MURCIA. Hace cinco años se estrenaba Train to Busan, del director surcoreano Sang-ho Yeon, convirtiéndose casi de manera inmediata en una película de culto. El género de zombies parecía haber caído en la rutina conformándose con seguir los mismos esquemas de siempre hasta que llegó esta película que consiguió revitalizar el cansino panorama. No es que Sang-ho descubriera ni revolucionara nada, pero sí tuvo la capacidad de ofrecer un espectáculo diferente capaz de alcanzar una dimensión independiente y de crear todo un universo a su alrededor.
En ella asistíamos a la expansión de un virus que convertía a los infectados en zombies hambrientos de carne humana. Un grupo de personajes que viajaba en un tren con destino a Busán se encontraba con la pandemia en directo y ahí comenzaba la claustrofobia y el horror a través de toda una serie de set-pièces compuestas con impecable precisión que tenían la peculiaridad de no funcionar por acumulación, ya que su mecanismo de relojería se reinventaba en cada una de las paradas del recorrido a través de soluciones narrativas y visuales muy originales.
Yeon Sang-ho procedía del cine de animación (su anterior trabajo, Seoul Station es precisamente el germen de esta película y de la que nos ocupa) y supo cómo desplegar una magnífica planificación secuencial que parecía beber de las viñetas de un cómic. Sus planos eran secos, rápidos y al mismo tiempo elegantes, repletos de detalles de contagiosa ferocidad capaces de trasmitir adrenalina y tensión.
Ahora el director aborda la difícil tarea de seguir explotando todo este imaginario a través de una historia paralela que tiene lugar cuatro años después de la epidemia. Corea ha quedado totalmente aislada, dejando allí abandonados a todos los infectados tras repatriar a (todos) los (supuestos) supervivientes. Uno de ellos es Jung Seok (Gang Dong-won), un soldado que escapó junto a su cuñado después de perder a su hermana y su sobrino cuando estaban todos a punto de empezar una nueva vida.
Ahora se encuentra en Hong Kong en los ambientes marginales (porque han discriminado a los coreanos como si fueran responsables del virus) y lucha por sobrevivir cuando recibe el encargo por parte de una organización mafiosa de regresar a la península junto a un grupo de mercenarios para recuperar un camión lleno de dinero.

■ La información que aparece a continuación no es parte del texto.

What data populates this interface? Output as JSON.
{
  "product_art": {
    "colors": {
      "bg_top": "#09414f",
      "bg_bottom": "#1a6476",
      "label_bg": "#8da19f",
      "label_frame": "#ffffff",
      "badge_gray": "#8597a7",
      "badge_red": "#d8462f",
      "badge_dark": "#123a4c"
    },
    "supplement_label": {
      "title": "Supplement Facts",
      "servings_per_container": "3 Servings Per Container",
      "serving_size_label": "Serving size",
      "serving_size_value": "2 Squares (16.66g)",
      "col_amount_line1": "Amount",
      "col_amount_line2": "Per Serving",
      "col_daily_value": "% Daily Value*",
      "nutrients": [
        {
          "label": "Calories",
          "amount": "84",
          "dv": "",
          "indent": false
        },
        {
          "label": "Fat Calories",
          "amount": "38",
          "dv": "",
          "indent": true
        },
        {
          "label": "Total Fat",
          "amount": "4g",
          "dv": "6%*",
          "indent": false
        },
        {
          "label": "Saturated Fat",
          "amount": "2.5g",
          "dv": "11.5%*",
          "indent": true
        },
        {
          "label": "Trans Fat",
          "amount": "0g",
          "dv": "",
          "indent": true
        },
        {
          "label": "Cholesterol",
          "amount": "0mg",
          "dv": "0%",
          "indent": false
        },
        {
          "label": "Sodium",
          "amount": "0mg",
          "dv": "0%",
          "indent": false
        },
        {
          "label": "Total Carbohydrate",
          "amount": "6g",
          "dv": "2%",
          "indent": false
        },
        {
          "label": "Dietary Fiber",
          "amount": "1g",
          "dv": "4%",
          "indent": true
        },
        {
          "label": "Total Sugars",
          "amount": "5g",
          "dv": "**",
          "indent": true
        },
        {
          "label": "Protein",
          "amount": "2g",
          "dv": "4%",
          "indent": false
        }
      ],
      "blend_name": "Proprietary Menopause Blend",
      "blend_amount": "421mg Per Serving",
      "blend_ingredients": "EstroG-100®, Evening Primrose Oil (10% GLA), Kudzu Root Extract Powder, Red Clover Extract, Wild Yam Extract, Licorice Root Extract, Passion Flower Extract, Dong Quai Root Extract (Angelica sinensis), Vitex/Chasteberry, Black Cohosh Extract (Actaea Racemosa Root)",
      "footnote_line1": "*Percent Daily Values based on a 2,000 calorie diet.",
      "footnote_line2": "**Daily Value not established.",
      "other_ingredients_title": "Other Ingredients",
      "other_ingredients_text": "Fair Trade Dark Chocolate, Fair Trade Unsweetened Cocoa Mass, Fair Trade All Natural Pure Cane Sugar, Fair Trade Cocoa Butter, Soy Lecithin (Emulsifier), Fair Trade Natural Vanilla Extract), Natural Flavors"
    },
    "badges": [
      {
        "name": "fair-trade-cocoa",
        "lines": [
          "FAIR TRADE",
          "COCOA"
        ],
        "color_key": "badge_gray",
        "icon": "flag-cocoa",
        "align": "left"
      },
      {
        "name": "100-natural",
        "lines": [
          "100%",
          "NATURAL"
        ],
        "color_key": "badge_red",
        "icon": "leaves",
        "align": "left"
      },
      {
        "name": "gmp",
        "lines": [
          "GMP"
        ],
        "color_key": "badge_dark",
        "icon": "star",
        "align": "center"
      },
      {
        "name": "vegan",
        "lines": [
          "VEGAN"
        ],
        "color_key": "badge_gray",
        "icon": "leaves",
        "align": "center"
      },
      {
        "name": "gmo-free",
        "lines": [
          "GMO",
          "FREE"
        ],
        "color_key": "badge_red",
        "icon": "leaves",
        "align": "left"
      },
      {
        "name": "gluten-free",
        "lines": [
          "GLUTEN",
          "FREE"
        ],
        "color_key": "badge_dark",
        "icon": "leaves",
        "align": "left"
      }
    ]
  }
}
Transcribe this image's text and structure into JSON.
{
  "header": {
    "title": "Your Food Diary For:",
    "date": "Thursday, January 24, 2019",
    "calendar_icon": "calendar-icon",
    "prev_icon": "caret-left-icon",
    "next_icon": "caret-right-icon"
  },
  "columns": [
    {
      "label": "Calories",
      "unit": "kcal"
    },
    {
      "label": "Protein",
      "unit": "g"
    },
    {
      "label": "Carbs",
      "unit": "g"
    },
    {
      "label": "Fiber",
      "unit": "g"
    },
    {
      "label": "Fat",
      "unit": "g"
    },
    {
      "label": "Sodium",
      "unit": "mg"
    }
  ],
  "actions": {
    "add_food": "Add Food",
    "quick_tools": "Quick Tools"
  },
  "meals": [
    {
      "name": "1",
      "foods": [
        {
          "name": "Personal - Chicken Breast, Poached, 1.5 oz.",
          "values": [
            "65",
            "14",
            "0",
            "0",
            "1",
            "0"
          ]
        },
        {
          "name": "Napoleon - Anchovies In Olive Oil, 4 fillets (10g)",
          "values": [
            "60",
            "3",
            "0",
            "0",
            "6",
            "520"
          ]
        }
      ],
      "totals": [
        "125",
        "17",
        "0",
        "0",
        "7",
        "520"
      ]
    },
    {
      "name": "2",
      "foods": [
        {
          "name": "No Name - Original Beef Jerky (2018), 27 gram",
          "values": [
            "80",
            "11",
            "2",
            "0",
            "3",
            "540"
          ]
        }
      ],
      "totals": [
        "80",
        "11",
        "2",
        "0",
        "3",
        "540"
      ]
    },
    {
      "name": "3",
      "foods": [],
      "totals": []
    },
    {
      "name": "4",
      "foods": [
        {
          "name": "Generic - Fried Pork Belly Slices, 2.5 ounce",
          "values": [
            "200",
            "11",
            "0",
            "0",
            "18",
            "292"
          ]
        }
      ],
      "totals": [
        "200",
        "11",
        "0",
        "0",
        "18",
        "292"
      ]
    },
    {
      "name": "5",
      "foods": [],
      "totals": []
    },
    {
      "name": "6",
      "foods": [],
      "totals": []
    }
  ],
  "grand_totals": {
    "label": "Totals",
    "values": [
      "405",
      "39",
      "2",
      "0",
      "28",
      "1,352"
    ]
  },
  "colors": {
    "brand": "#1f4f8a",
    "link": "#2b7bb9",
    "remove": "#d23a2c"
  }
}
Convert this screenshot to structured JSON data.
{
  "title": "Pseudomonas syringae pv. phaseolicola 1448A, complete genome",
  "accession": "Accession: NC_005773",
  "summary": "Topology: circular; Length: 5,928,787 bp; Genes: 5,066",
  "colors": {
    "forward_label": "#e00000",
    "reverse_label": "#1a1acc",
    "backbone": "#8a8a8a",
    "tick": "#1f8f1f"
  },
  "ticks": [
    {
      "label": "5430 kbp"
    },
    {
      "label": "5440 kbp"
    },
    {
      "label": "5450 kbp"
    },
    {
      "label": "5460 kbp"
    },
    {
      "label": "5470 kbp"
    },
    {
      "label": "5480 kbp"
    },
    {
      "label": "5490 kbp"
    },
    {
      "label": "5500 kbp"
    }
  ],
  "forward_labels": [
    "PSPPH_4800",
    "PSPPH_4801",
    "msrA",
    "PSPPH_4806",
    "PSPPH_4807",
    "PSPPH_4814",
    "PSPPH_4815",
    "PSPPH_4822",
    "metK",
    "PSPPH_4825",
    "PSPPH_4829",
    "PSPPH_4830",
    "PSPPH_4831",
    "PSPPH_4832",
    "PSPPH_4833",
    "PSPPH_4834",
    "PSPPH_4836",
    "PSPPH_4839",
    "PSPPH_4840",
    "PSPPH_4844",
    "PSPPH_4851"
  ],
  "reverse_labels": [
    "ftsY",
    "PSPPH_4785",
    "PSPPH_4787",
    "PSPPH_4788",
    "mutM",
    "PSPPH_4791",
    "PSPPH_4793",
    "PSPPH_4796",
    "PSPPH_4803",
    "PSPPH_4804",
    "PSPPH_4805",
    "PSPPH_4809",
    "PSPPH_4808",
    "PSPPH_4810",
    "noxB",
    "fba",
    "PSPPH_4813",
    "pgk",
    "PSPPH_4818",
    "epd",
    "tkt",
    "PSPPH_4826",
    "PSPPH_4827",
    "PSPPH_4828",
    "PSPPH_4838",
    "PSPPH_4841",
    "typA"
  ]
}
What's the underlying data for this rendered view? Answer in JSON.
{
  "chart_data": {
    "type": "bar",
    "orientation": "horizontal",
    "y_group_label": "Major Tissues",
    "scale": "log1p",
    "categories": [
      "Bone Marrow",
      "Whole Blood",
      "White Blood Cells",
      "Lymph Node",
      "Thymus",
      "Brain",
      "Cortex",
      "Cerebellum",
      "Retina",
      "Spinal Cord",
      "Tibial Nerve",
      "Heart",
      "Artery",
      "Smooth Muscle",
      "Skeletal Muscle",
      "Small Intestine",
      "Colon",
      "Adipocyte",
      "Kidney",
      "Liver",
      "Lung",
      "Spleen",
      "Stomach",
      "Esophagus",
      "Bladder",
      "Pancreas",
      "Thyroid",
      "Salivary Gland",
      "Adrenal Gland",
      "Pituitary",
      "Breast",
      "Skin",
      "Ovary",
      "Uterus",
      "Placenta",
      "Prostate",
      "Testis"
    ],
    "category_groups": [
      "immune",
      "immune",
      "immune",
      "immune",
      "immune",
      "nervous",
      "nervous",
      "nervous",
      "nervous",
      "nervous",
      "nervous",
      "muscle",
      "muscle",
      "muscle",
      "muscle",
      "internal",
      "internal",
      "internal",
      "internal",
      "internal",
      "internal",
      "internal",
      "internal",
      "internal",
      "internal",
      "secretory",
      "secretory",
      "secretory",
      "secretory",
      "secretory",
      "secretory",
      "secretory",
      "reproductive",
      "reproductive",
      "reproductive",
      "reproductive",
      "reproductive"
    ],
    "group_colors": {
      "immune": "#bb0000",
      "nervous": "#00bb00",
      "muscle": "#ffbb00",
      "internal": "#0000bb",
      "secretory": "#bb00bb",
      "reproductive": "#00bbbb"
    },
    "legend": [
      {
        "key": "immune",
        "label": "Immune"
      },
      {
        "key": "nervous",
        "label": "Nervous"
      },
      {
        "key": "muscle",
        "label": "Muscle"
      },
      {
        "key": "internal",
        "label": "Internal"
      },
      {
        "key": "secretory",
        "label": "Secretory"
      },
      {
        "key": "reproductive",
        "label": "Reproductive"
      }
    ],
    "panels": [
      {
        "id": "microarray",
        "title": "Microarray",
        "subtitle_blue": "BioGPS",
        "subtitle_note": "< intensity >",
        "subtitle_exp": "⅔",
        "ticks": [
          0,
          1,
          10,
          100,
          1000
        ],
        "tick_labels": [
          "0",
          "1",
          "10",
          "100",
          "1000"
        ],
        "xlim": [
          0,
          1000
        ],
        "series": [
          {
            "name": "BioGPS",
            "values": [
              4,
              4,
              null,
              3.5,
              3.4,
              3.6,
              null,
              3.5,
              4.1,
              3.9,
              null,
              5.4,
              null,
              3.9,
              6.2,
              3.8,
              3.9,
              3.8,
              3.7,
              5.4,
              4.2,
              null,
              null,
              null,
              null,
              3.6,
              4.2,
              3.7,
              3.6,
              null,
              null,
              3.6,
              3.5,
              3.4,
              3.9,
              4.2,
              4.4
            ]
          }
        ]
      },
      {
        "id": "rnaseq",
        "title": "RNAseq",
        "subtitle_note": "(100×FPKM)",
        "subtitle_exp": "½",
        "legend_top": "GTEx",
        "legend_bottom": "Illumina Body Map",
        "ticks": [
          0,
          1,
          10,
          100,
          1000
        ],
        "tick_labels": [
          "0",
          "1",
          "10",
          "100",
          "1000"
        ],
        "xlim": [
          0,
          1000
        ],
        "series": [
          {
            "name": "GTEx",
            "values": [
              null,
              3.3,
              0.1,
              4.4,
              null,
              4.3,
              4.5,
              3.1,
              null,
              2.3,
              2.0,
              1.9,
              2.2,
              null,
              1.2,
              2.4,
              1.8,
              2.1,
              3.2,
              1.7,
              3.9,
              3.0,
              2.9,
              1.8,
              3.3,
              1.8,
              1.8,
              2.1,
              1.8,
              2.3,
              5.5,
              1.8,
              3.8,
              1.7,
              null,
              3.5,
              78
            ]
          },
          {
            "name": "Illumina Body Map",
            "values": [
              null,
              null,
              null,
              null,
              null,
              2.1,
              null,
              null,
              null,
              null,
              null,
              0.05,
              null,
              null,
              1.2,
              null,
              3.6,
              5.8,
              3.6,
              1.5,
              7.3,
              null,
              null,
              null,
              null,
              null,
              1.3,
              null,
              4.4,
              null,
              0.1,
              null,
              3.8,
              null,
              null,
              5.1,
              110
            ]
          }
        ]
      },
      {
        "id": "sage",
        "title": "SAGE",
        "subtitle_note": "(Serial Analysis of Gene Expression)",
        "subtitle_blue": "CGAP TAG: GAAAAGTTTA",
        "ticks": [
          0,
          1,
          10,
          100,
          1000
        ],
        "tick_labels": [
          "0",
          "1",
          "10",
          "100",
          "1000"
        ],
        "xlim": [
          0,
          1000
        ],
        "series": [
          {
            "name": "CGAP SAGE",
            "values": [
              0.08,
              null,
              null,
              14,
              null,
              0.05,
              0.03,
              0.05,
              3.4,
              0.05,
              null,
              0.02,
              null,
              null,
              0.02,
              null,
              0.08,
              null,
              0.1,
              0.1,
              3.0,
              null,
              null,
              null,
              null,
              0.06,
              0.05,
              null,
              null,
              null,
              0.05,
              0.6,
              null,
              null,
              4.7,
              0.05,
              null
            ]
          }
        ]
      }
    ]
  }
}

De nuevo, la metáfora de la corrupción y el capitalismo atroz está ahí. Península (o Train to Busan 2) sigue los pasos de Train to Busan al hablar de una sociedad podrida que nunca se encuentra satisfecha y en la que la brecha social no ha hecho más que evidenciar las desigualdades. La primera parte parecía una metáfora de la rapidez de los tiempos, con ese tren en continuo movimiento representando el mundo caníbal en el que vivimos. En la segunda, este panorama parece remitir al drama de los refugiados y a todos aquellos que se encuentran fuera del sistema. Así, en un mundo en el que ya no queda esperanza, lo único posible es dejarse llevar por la locura. Y en ese estadio de enajenación ya no se sabe quién es más humano, si nosotros o los zombies.
Sobre esta idea gravita Península, una secuela que, a pesar de las expectativas, no se encuentra a la altura de su predecesora ni a nivel narrativo ni visual. Por una parte, se fuerza demasiado una trama (muy simple) a la que, en esta ocasión, el director no sabe sacar el suficiente partido (quizás es que simplemente no se podía sacar nada más de ahí) y, por otra, esta narración nimia se construye a través de toda una serie de clichés que ya habíamos visto en anteriores películas del género zombie.
Sang-ho Yeon parece haber olvidado cuál fue uno de los grandes méritos de Train to Busan: el factor sorpresa, su capacidad para componer escenas en la que era imposible adivinar qué iba a ocurrir a continuación, su sagacidad a la hora de instaurar paisajes y persecuciones inéditas, de combinar terror, drama y humor en un equilibrio perfecto.
En Península no encontramos demasiados atisbos de originalidad, todo suena a sucedáneo o reciclaje, las escenas de acción no provocan asombro y, lo que es peor, resultan demasiado confusas, los personajes son olvidables (terribles los villanos de la función), se recurre de forma exagerada a los efectos digitales y su dramatismo, en algunos momentos, resulta exacerbado, incluso en ocasiones ridículo. Como producto resulta digno, pero como secuela de una de las mejores películas de acción y terror de los últimos años, bastante decepcionante.